Ganz begeistert vom Arbeiten in der freien Natur zeigte sich auch Bildhauer Andreas Finke. Für ihn war es das erste Mal, dass eins seiner Kunstwerke im „open-Air-Atelier“ entstand. Aus einem kräftigen, drei Meter hohen Eichenstamm, der letzten Herbst in Hausen vom Sturm entwurzelt wurde, fertigte er eine teils archaisch anmutende, mit Zeichen und Chiffren bestückte Säule. „Hier habe ich auf die Natur reagiert und spontan noch einen Kopf in die Stele reinmodelliert“, erklärt er seinen Schaffensprozess. Einige der ausgearbeiteten Motive hob er mit Mahagoni-Pigmenten und Firnis hervor. Die übrigen Spannungselemente entstehen durch das stets wechselnde Spiel von Licht und Schatten. „Ich habe die Säule so ausgerichtet, dass sie Streiflicht erhält“, erklärte er und freute sich über das rege Interesse der Bevölkerung.

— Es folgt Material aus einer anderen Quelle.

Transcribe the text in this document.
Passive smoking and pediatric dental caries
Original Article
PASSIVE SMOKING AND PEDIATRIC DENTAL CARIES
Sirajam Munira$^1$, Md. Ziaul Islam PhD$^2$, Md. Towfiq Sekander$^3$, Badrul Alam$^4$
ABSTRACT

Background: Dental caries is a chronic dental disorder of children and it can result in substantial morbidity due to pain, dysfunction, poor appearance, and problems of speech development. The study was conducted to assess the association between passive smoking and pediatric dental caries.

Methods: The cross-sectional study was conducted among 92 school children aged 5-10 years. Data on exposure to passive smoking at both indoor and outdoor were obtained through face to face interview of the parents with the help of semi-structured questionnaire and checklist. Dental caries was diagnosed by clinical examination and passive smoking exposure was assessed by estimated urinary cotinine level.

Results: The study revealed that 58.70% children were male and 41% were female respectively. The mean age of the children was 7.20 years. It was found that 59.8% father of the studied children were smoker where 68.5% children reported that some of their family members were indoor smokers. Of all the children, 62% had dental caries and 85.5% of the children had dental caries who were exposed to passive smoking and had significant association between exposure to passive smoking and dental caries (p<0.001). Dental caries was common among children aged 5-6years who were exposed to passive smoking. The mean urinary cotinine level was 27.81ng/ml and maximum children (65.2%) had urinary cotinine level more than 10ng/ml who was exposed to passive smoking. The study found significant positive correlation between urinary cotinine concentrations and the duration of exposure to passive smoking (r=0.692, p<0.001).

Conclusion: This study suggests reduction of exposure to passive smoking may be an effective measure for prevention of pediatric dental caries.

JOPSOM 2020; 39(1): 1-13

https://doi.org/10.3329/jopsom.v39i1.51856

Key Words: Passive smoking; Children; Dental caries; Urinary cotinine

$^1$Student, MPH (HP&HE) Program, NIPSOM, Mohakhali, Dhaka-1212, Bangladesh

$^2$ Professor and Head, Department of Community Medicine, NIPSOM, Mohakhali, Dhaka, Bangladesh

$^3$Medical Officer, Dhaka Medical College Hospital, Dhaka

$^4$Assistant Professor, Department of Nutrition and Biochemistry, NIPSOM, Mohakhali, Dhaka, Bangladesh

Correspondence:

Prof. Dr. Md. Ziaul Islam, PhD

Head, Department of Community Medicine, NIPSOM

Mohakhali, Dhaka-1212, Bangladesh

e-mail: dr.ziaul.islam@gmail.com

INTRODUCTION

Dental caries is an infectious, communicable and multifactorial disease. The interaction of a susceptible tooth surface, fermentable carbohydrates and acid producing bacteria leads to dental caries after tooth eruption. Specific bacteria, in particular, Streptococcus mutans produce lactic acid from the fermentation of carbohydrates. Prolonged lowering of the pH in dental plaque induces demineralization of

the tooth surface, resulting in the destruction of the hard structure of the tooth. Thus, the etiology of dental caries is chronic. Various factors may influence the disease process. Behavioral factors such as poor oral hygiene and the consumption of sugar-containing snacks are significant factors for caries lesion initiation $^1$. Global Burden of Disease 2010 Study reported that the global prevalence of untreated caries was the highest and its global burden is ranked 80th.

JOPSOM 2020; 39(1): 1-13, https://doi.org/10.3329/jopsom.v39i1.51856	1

„Work in progress“ ließ sich auch bei Bildhauer Martin Kleppe beobachten. Sein, durch Karbonfasern verstärkter Beton bietet das ideale Ausgangsmaterial für überdimensionalen Faltenwurf wie bei einem Tuch. Während der Arbeitsphase leicht und geschmeidig, muss der von der RWTH Aachen entwickelte Spezialbeton langsam aushärten und kann danach handschmeichelnd fein geschliffen werden. „Während der ersten Regenwoche konnte ich kaum arbeiten, mir hätte der Regen alles weggespült“, bedauerte er. Kreative Grundschul-Pänz, die den Künstler bei der Arbeit beobachteten, ließen ihren Assoziationen freien Lauf: Die in sich gedrehte, dynamische Skulptur erinnerte sie an einen Berg, ein üppig gebauschtes Ballkleid oder ein appetitliches Sahnehäubchen. In den nächsten Tagen wird der Bildhauer Martin Kleppe noch aktiv vor Ort an seinem Kunstwerk arbeiten, um der Plastik den letzten, geschmeidigen Schliff zu geben. Kunst zum Anfassen eben.
An den sechs Kunststationen entlang des 1,6 Kilometer langen, barrierefreien Weges sind zudem Plexiglasboxen montiert, in denen Flyer zum Projekt „Kunst im Busch“ und jeweils eine Kurzvita der beteiligten Künstler zu finden sind. Offiziell wird die ungewöhnliche Kunstwanderroute nach den Sommerferien, am 22. August, eröffnet.